Otherwise, there were no lean or unbloated alternative products people could point to that were in use. There’s much more going on to bloat that we would need to discover. What was the relationship of Office to Windows, and the rest of the PC? How were PC problems such as grinding hard drives, degraded performance over time, or just flakiness, bugs, and instability related to bloat? How much of the problem of bloat was being caused by enterprise IT software that people disliked (who likes their work software?) and worse the security and management tools that took ever-increasing control of the PC. The problem of bloat is bigger than just Office. It was the product’s ubiquity and, frankly, high customer satisfaction (no matter how we measured it) that made it a symbol of a much broader challenge for Microsoft.
In this work, I want to share the lessons with plenty of context and not a lot of certainty about how lessons might apply in a different context. The notion that products get easier to use and more approachable simply by hiding or deleting features is something I’ve seen disproven repeatedly. Rarely can simplicity come from simply hiding capabilities that people use, and in fact as we saw in this story, often in the process of obscuring features the product becomes more difficult to use. Lesson learned.
I wish I could say that slowed our feature machinery, but it did not. We were doing more than ever, faster than ever, but we were at least more aware of the challenges we were faced and every day becoming more empathetic. The dialog around adding features changed from how fast to how well, from must have to will it work. We were maturing as a team. This became more important as the demands for features to support broader, and much less clear, strategic initiatives increased as we built Office9.
On to 053. Strategy Tax: Outlook Storage, First Attempt
BradWe, leader of the design and research team, co-authored an academic paper with researcher Leah Kaufman (LeahK) Too much of a good thing?: identifying and resolving bloat in the user interface in ACM SIGCHI Bulletin, Volume 30Issue 4, Oct. 1998 pp 46–47. This was a workshop sponsored/hosted by the Microsoft team at the time, where other papers on the topic were presented as well.

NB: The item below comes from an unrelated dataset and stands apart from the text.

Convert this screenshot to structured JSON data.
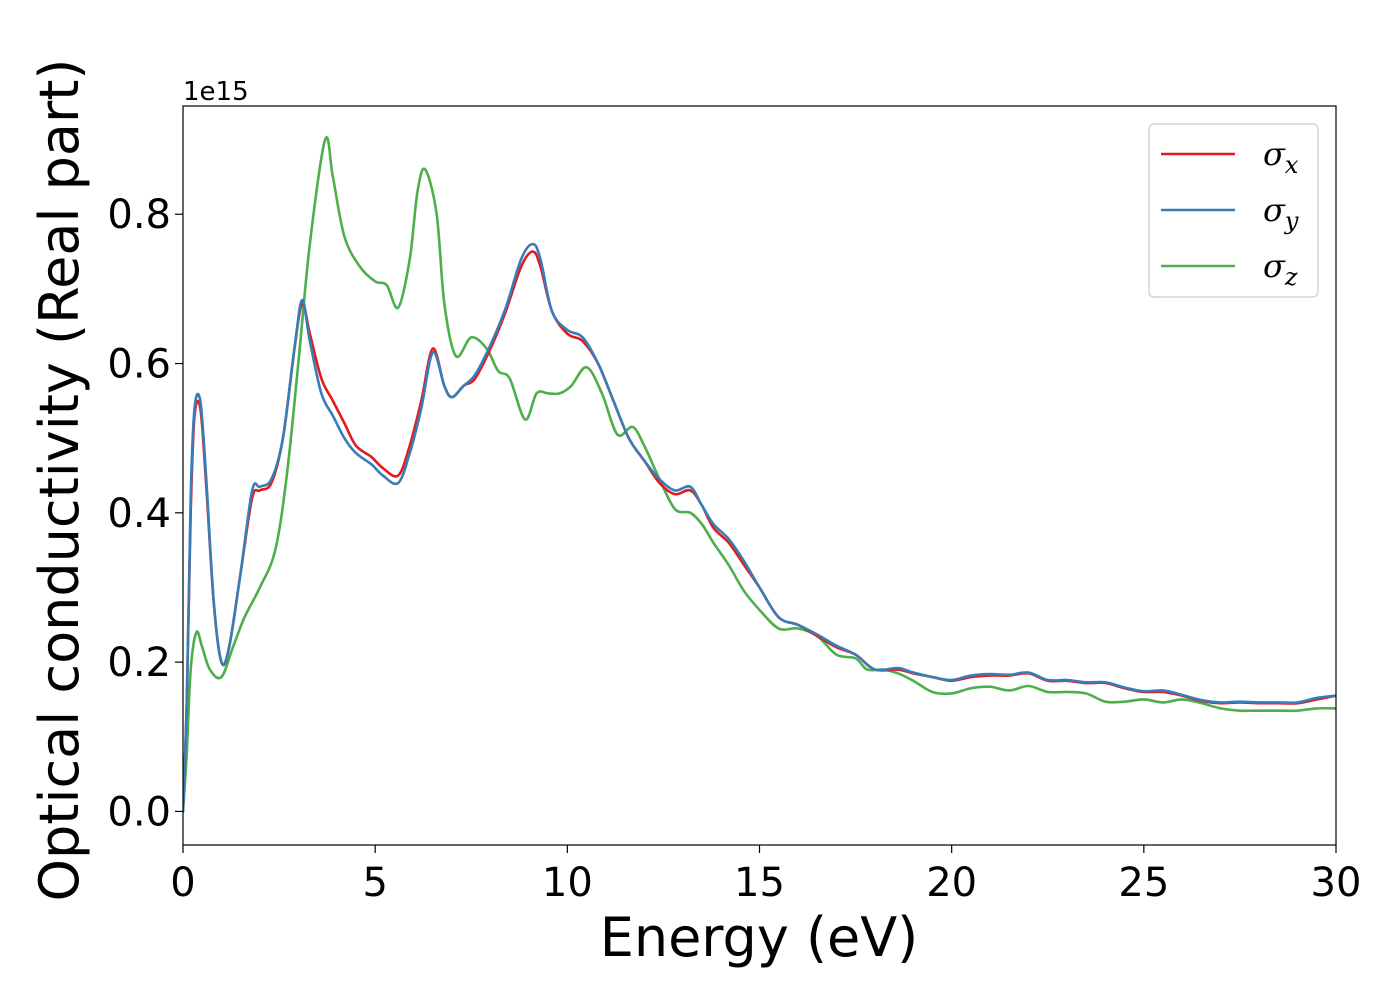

We did loads of user research to get to the bottom of this bloat sentiment. We even hosted a workshop at the annual ACM Computer Human Interface conference in 1998. While it was easy to find people who complained about 'too many features', nobody was willing to part with any. And when they got tucked away in expando-menus they wished they were there again. It's like the Joni Mitchell lyric from Big Yellow Taxi..."You don't know what you've got 'til it's gone." Leah Kaufman did the bulk of the research. We wrote a summary paper here: (sorry, ACM paywall) https://dl.acm.org/doi/10.1145/310307.310370
I remember Heikki saying "Install on Demand" or "Just in Time" (JIT) Install was really "just to late"; which goes along with the OAC's desire to "just installing everything".